A Bakers Dozen Writing Tips
- Write every day
- Read widely – the masters, classics, short stories, poetry and contemporary fiction. Learn to read as a writer. Ask how did the writer make this work? What techniques is the writer using? How does the writer achieve this effect?
- Write the story you want to write; the story you believe in; write from the heart. This is the kind of story that will reach out from the page: touch your heart or grip you by the throat. (Maybe not in the first draft, but if the essence is there, and the writer’s passion, the rest can be redrafted, edited, polished to brilliance.)
- Seek feedback – find a critique buddy. Utilise what resonates. Mull the opinions before discarding any not in tune with your intention for your story. What may sting at first can be found to be gold a few days later.
- Write because you love it as your first priority. Publication is a bonus, but aim for it. (If you have a story worth telling, you want it to be read.)
- Experiment: try different styles of writing, don’t stick to just what you know or the way/style you always write.
- Up the stakes/conflict: Always ask, have I gone far enough?

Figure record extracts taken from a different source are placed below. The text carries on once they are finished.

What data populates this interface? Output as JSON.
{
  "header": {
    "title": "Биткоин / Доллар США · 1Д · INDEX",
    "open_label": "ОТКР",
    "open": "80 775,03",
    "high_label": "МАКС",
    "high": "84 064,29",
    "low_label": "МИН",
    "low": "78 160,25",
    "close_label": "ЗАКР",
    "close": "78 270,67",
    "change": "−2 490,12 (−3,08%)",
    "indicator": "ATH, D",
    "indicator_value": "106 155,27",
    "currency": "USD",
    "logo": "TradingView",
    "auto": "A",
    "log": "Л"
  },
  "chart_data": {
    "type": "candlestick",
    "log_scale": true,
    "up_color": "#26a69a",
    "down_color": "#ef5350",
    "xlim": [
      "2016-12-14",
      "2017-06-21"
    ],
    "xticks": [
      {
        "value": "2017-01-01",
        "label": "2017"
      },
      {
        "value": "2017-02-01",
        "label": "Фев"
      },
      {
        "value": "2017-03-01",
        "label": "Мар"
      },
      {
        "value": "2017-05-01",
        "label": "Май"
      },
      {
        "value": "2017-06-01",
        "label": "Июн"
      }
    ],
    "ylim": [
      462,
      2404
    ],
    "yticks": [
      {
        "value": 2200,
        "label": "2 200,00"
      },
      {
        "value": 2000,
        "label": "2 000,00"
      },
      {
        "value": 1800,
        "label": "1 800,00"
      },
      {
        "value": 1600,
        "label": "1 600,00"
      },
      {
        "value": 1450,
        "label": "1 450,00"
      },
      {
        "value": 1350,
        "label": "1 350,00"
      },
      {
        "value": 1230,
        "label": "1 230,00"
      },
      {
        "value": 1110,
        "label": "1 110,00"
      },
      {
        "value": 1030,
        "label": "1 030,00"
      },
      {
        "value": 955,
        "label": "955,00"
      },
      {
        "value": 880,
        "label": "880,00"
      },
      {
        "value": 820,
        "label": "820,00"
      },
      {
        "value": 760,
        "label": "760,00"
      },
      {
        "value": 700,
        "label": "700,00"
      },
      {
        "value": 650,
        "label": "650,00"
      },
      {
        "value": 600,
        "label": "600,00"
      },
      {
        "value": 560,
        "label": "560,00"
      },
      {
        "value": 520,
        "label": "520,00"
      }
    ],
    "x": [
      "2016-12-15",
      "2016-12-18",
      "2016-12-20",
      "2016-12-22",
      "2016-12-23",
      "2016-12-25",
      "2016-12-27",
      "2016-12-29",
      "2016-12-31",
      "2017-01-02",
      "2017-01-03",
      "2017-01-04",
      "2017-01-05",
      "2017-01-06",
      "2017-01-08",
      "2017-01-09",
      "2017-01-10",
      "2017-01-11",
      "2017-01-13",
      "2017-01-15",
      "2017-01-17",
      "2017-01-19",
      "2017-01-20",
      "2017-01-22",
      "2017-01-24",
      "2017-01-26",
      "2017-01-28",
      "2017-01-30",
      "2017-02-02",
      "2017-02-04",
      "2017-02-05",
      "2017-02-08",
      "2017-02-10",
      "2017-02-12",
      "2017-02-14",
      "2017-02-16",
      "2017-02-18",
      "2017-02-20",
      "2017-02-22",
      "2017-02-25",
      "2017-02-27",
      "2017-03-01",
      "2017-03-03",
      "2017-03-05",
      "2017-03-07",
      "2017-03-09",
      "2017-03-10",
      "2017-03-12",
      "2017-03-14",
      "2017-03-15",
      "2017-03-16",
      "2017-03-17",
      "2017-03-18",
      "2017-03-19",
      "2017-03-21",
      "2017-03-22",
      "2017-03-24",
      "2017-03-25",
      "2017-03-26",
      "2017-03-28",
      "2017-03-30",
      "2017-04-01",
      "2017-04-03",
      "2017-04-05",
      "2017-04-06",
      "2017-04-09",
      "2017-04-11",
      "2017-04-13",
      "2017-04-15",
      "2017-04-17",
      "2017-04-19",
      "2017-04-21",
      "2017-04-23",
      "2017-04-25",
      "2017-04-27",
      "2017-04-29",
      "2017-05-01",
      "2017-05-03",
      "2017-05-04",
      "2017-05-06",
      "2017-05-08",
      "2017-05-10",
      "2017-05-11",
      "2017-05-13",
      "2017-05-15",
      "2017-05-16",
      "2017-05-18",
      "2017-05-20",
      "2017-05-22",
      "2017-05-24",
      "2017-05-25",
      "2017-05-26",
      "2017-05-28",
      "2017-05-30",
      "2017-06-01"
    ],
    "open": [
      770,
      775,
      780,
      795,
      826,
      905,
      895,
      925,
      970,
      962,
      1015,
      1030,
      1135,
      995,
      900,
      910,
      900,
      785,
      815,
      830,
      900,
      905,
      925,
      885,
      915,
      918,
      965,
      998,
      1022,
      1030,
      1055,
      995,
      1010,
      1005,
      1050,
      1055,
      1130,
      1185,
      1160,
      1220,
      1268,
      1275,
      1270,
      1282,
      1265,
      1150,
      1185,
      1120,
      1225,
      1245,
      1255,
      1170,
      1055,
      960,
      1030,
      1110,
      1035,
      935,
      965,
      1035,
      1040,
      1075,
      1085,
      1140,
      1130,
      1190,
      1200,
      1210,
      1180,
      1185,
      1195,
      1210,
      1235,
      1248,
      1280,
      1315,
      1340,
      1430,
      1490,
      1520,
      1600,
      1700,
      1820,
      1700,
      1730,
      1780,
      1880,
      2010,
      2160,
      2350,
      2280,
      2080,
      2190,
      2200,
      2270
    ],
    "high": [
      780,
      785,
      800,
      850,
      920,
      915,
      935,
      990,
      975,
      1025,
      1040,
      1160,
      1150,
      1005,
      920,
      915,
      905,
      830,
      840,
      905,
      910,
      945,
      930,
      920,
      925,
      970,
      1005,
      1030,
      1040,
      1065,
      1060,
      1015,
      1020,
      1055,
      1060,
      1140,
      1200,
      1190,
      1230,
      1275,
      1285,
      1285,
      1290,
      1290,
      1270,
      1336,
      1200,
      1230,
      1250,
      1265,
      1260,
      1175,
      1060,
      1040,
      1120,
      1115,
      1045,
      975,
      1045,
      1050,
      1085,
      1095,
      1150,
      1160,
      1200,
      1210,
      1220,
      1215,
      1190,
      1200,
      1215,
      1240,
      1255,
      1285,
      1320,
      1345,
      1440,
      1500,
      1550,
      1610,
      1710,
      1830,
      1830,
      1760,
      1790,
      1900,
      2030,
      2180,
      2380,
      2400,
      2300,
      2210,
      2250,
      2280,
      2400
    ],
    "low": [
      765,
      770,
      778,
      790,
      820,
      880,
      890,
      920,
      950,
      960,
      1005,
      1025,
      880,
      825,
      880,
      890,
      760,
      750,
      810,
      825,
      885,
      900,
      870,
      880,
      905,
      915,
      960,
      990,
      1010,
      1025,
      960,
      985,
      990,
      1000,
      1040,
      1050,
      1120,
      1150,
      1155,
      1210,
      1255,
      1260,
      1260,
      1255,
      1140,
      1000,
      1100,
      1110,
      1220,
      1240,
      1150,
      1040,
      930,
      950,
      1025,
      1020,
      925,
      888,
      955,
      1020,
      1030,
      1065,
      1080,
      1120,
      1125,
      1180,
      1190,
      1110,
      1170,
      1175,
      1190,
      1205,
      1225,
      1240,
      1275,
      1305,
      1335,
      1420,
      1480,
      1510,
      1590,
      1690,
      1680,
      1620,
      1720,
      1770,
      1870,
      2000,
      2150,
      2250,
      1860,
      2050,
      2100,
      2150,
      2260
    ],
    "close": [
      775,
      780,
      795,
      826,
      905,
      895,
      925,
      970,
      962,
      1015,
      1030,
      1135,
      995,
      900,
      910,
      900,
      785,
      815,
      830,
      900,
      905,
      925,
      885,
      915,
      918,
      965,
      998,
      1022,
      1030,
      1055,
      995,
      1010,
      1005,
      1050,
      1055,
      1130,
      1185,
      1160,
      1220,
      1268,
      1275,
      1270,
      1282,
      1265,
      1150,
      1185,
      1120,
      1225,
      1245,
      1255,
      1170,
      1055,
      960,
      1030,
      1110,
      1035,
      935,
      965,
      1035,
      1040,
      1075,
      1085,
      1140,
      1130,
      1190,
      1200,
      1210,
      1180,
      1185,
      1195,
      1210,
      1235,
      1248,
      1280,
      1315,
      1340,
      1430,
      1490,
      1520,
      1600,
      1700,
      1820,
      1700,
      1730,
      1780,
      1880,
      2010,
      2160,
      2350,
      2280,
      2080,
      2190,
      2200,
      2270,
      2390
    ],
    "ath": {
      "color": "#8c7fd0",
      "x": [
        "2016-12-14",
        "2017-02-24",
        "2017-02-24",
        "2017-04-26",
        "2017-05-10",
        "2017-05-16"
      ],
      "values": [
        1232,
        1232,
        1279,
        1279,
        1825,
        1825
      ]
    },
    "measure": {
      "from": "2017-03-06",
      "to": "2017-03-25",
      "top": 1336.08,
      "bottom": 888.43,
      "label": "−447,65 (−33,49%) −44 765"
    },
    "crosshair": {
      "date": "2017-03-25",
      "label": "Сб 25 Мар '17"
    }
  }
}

- Play with language/Experiment with voice
- Sign up for a short course through your state/local writers’ centre: some expert guidance and ground rules can save years of trial and error and frustration.
- Redraft/edit/proofread diligently
- Put your work away for a week (or better several). Fresh eyes see many jolts and jars and inconsistencies in the writing.
- Submit – get your work out there to be read OR Enter competitions – gain writing credits and confidence.
- Persevere and Persist: the essential Ps and two most important attributes for writers. These can win out over raw talent. Meanwhile you’re learning your craft. It’s the apprenticeship.
Enjoy the roller coaster. It’s a really scary ride, but worth it if you hold your nerve.
Love to know if any writers reading this have any tips they’d like to share or what do you wish you’d known when you started out?